Because of some pretty badass data science and Google’s ever-increasing awesomeness, it looks like one day in the not-too-distant future, we will all be able to get a free (or heavily-discounted) ride. A taxi ride, that is.
What’s the catch?.?. Well, the deal is … based on your location you’d receive an offer on your smartphone. The offer advertisement would likely be for a discount on goods or services from a local brick-and-mortar business. If you are interested in going to that part of town, then you can get a free (or discounted) ride. In order to keep people from abusing the free-ride offer, your ride-to-purchase ratio would be accounted for in your Google profile. And if you’re a ride-bum, you probably won’t get too many future offers for the free-ride.
This system isn’t just some sci-fi junky’s greatest fantasy… It’s on its way to becoming reality. Google was awarded a patent for this transportation-aware physical advertising conversions system back in January of 2014.
There are tons of advanced data science that goes into a system design like this one. While I can’t cover all of the algorithms that a system like this utilizes… I’d like to discuss a powerful location-based algorithm that can be used to design systems similar to that recently patented by Google.
What is a Location-Based Algorithm?
Quietly, behind the scenes, location-based social networking (LBSN) has been stopping the show when it comes to location-based intelligence and advanced mobile marketing. These networks have been recording and analyzing user preferences, user social influence, and user location. Its purpose? That is in order to power personalized, geo-social recommendation engines that can be used to deliver mobile advertisements. Although this practice isn’t brand new, improvements are continually being made.
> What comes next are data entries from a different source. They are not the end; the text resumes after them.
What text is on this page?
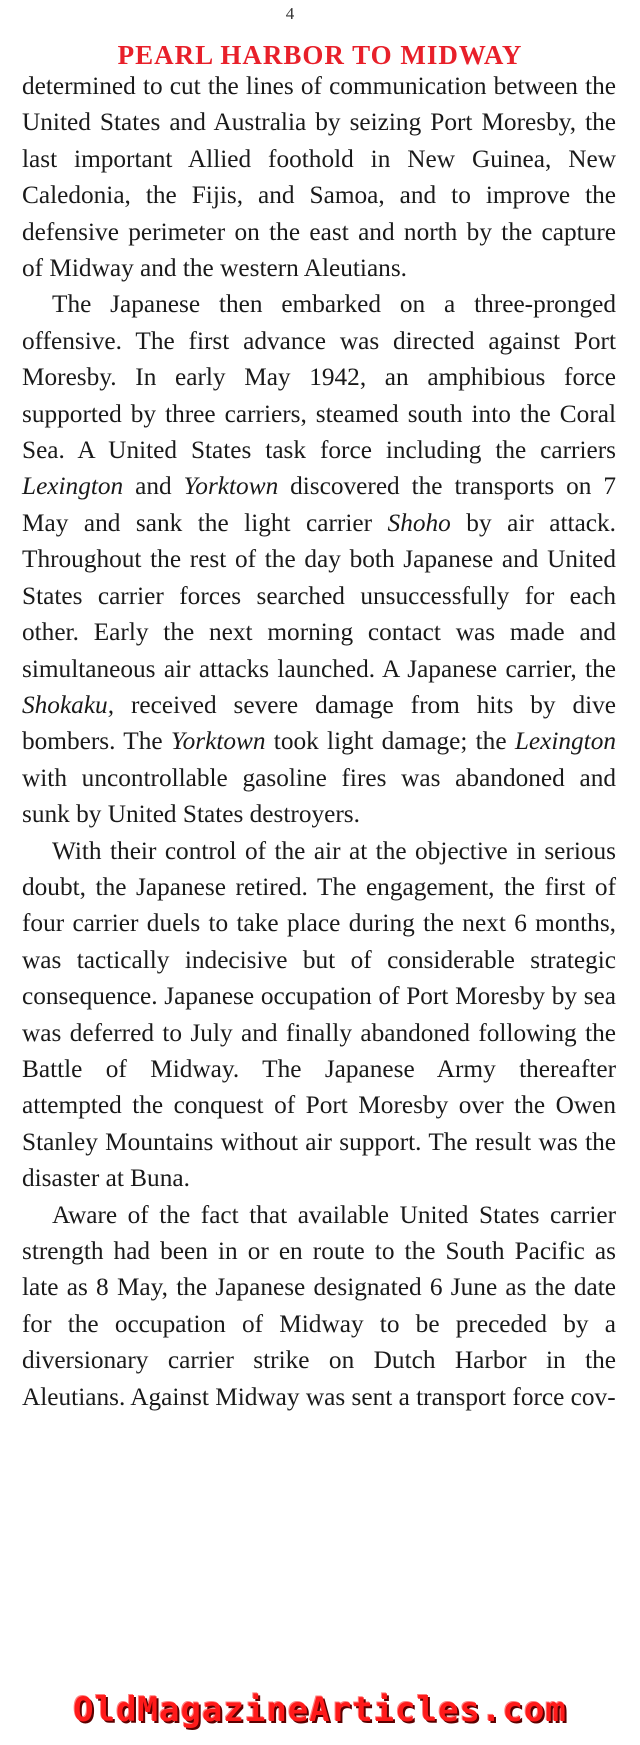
4
PEARL HARBOR TO MIDWAY

determined to cut the lines of communication between the United States and Australia by seizing Port Moresby, the last important Allied foothold in New Guinea, New Caledonia, the Fijis, and Samoa, and to improve the defensive perimeter on the east and north by the capture of Midway and the western Aleutians.

The Japanese then embarked on a three-pronged offensive. The first advance was directed against Port Moresby. In early May 1942, an amphibious force supported by three carriers, steamed south into the Coral Sea. A United States task force including the carriers Lexington and Yorktown discovered the transports on 7 May and sank the light carrier Shoho by air attack. Throughout the rest of the day both Japanese and United States carrier forces searched unsuccessfully for each other. Early the next morning contact was made and simultaneous air attacks launched. A Japanese carrier, the Shokaku, received severe damage from hits by dive bombers. The Yorktown took light damage; the Lexington with uncontrollable gasoline fires was abandoned and sunk by United States destroyers.

With their control of the air at the objective in serious doubt, the Japanese retired. The engagement, the first of four carrier duels to take place during the next 6 months, was tactically indecisive but of considerable strategic consequence. Japanese occupation of Port Moresby by sea was deferred to July and finally abandoned following the Battle of Midway. The Japanese Army thereafter attempted the conquest of Port Moresby over the Owen Stanley Mountains without air support. The result was the disaster at Buna.

Aware of the fact that available United States carrier strength had been in or en route to the South Pacific as late as 8 May, the Japanese designated 6 June as the date for the occupation of Midway to be preceded by a diversionary carrier strike on Dutch Harbor in the Aleutians. Against Midway was sent a transport force cov-

OldMagazineArticles.com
Recently, Dr. Jia-Dong Zhang has been working out a way to drastically improve location recommendation performance by using a “kernel density estimation approach to personalize the geographical influence on users’ check-in behaviors as individual distributions rather than a universal distribution for all users.”
What is Kernel Density Estimation?
If you’re not already familiar with it, kernel density estimation (KDE) is a non-parametric estimation method. It can be used to calculate the probability density function of a random variable or set of variables. In spatial terms, KDE uses a kernel function to estimate a smooth tapered surface that represents clustering and density patterns of points or lines in space.
Figure 1 Kernel density estimate with diagonal bandwidth for synthetic normal mixture data
KDE is a popular method for quantifying the intensity and density of a point pattern. In other words, “hot spot” analyses. KDE is quite useful for modeling and predicting spatio-temporal trends. Trends specifically related to interest areas like market area analysis, environmental pollution, crime, disease outbreak, and seismic risk. Since the method employs a kernel function to estimate density, there are less boundary effects than those exhibited by counting methods. KDE can be performed using R (‘ks’), Python(‘scipy’), ArcGIS (Spatial Analyst), and QGIS (heatmap plugin).